Don’t forget the crusty bread to go with this comforting fall favorite soup that’s perfect for any cool evening.

FRENCH COUNTRY SOUP
8 ounces Great Northern or Cannellini beans
6 cups water
4 cups homemade chicken broth
1 pound stew meat
2 medium carrots, rustically sliced (1 inch pieces)
2 stalks celery, rustically cut (1 inch pieces)
1 large onion, halved and sliced
1 cup dry white wine
5-6 cloves garlic, FINELY minced
1 teaspoon ground bay leaves
1-2 teaspoons crushed rosemary
FRESH ground sea salt and black pepper
- Rinse and drain beans.
- Combine beans and water in large dutch oven. Bring to a boil, reduce heat and simmer for 10 minutes.
- Remove from heat, cover and let stand 1 hour.
- Drain beans and rinse.
- Heat oil or butter in skillet over medium-high heat.
- Sear beef pieces quickly.
- Combine beans, browned beef, broth, wine, carrots, celery, onion, garlic, bay leaves, rosemary, salt and pepper in 5-6 quart slow cooker.

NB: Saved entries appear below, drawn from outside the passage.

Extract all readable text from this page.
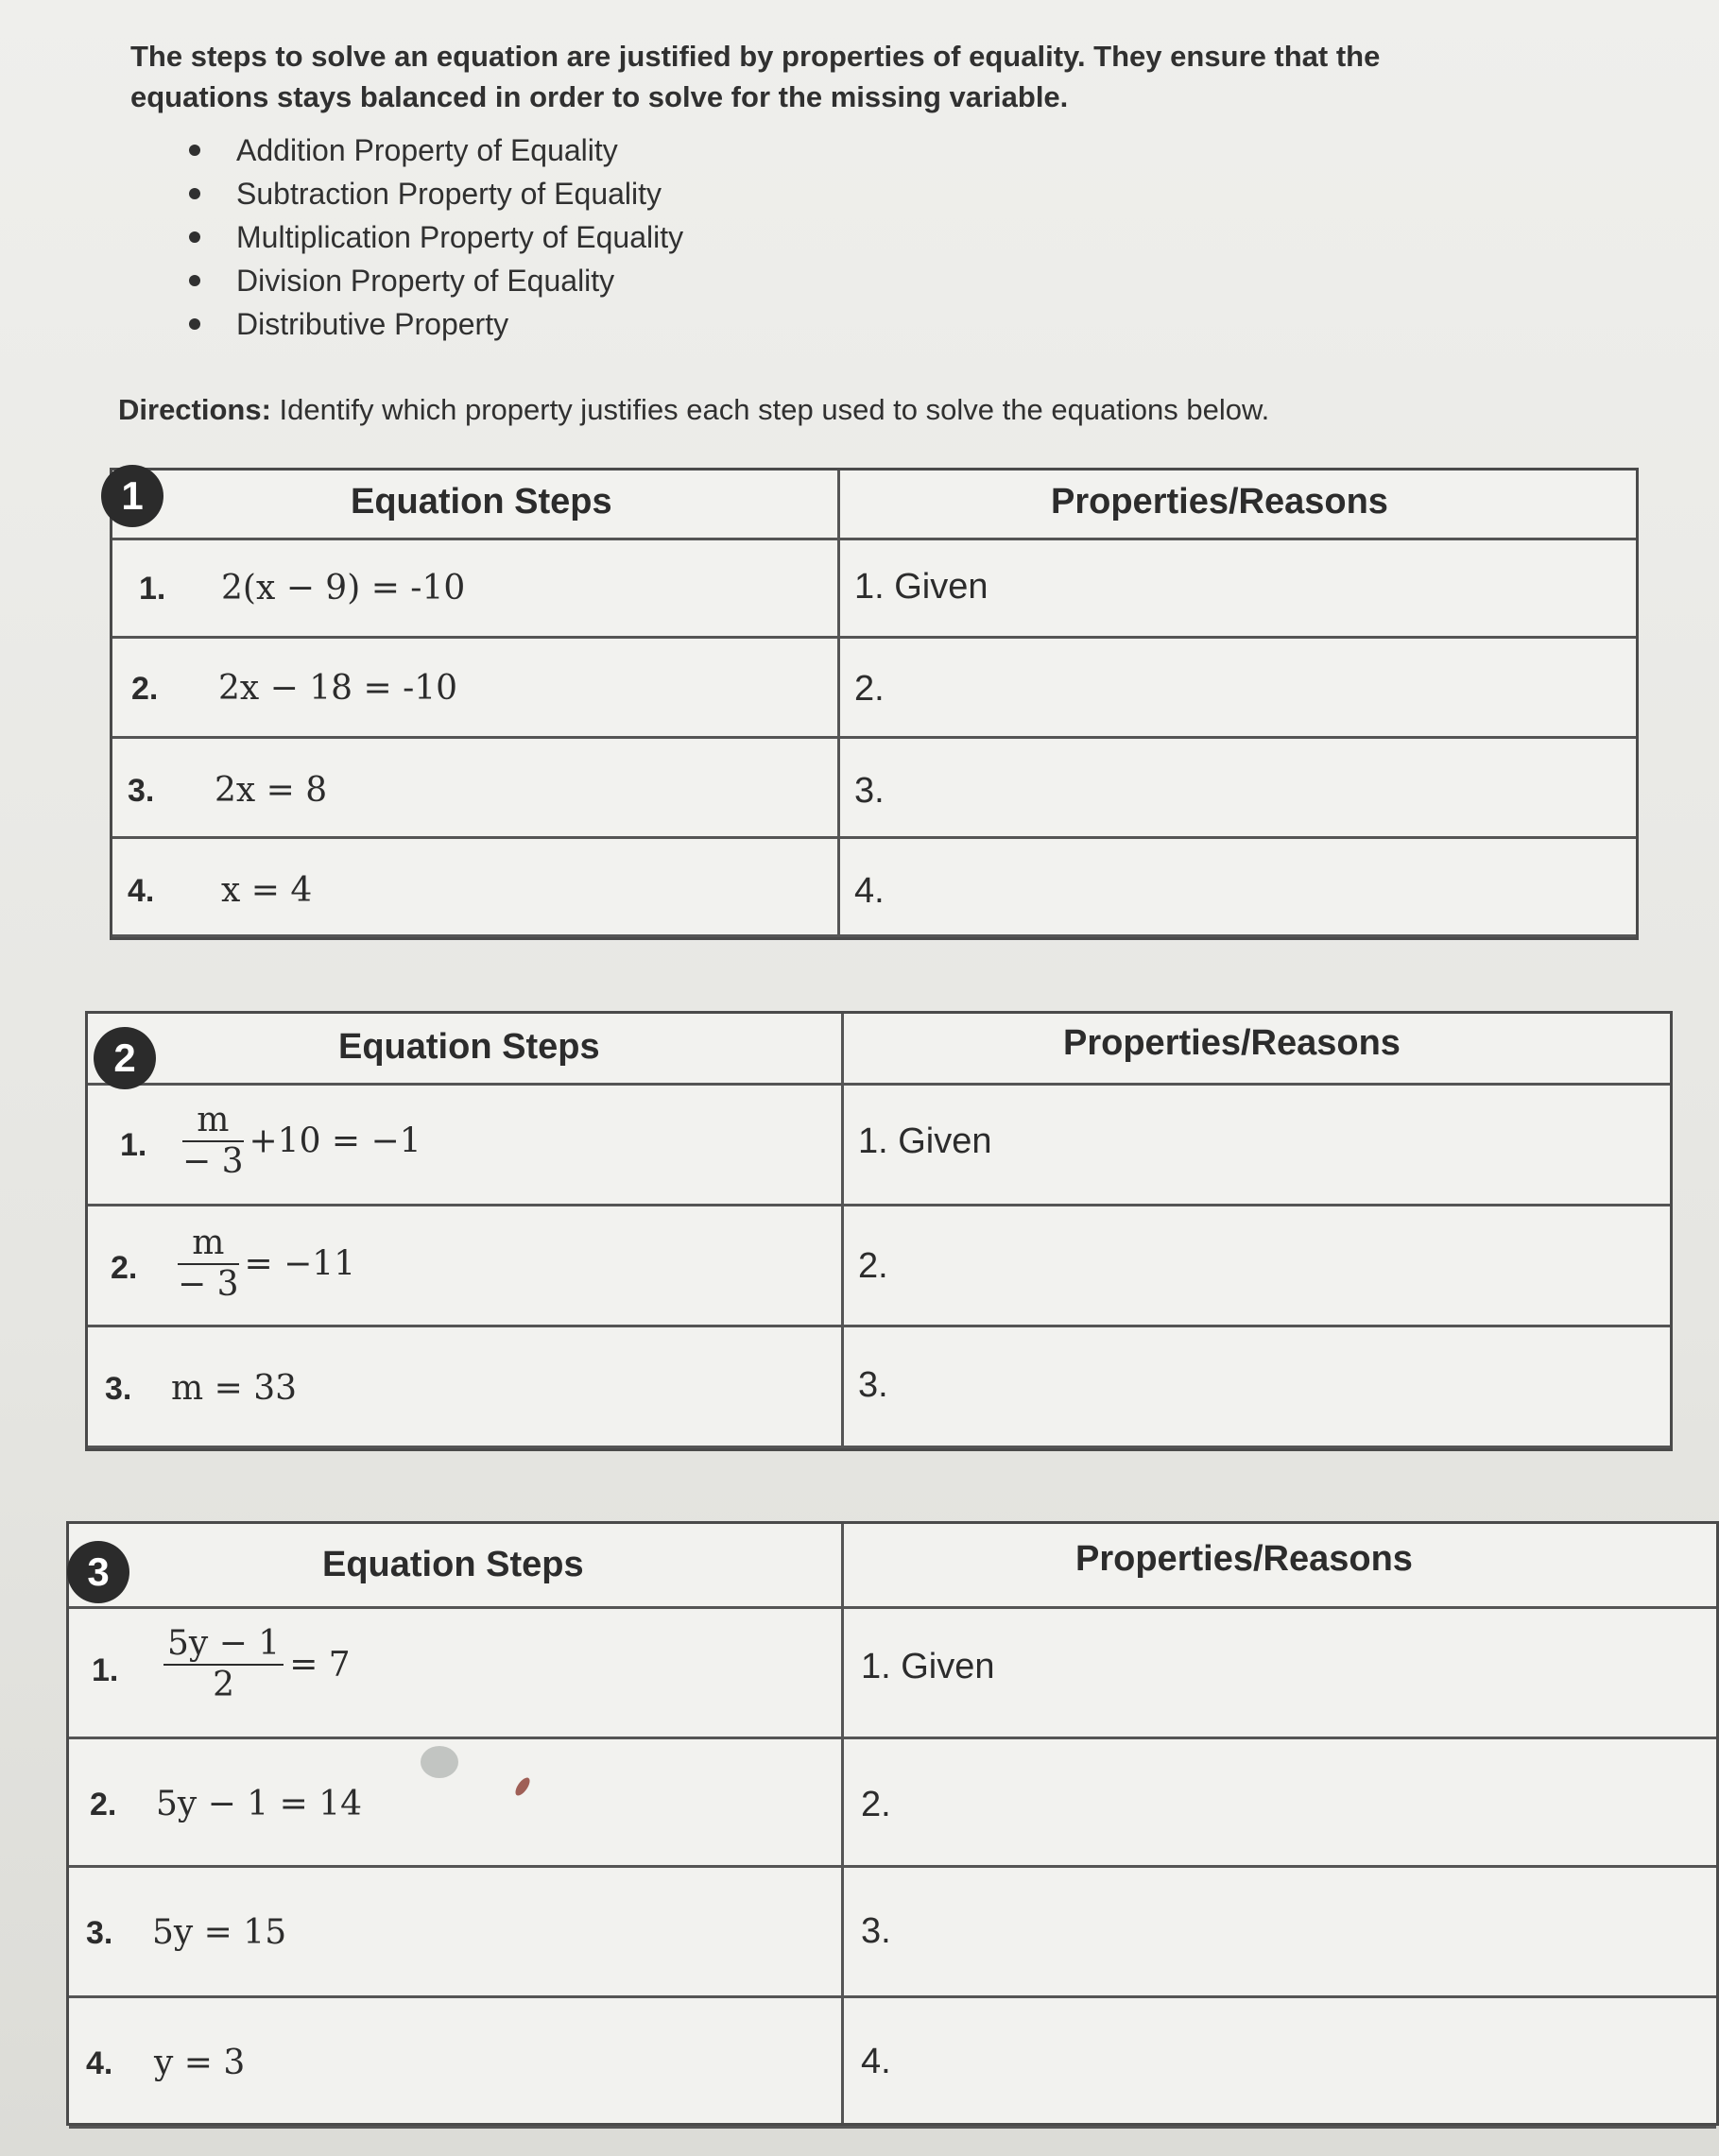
The steps to solve an equation are justified by properties of equality. They ensure that the equations stays balanced in order to solve for the missing variable.
Addition Property of Equality
Subtraction Property of Equality
Multiplication Property of Equality
Division Property of Equality
Distributive Property
Directions: Identify which property justifies each step used to solve the equations below.
Equation Steps	Properties/Reasons
1. 2(x − 9) = -10	1. Given
2. 2x − 18 = -10	2.
3. 2x = 8	3.
4. x = 4	4.
1
Equation Steps	Properties/Reasons
1. $\frac{m}{- 3} +10 = -1$	1. Given
2. $\frac{m}{- 3} = -11$	2.
3. m = 33	3.
2
Equation Steps	Properties/Reasons
1. $\frac{5y - 1}{2} = 7$	1. Given
2. 5y − 1 = 14	2.
3. 5y = 15	3.
4. y = 3	4.
3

- Cover and cook on LOW 8-10 hours or HIGH for 4-5 hours.
- Discard bay leaves and serve with crusty bread – we like a good beer bread.
NOTE: you can substitute 2 cans of rinsed Cannellini or Great Northern beans during the last half hour instead of the dried beans. If you choose this option cut the cooking time in half.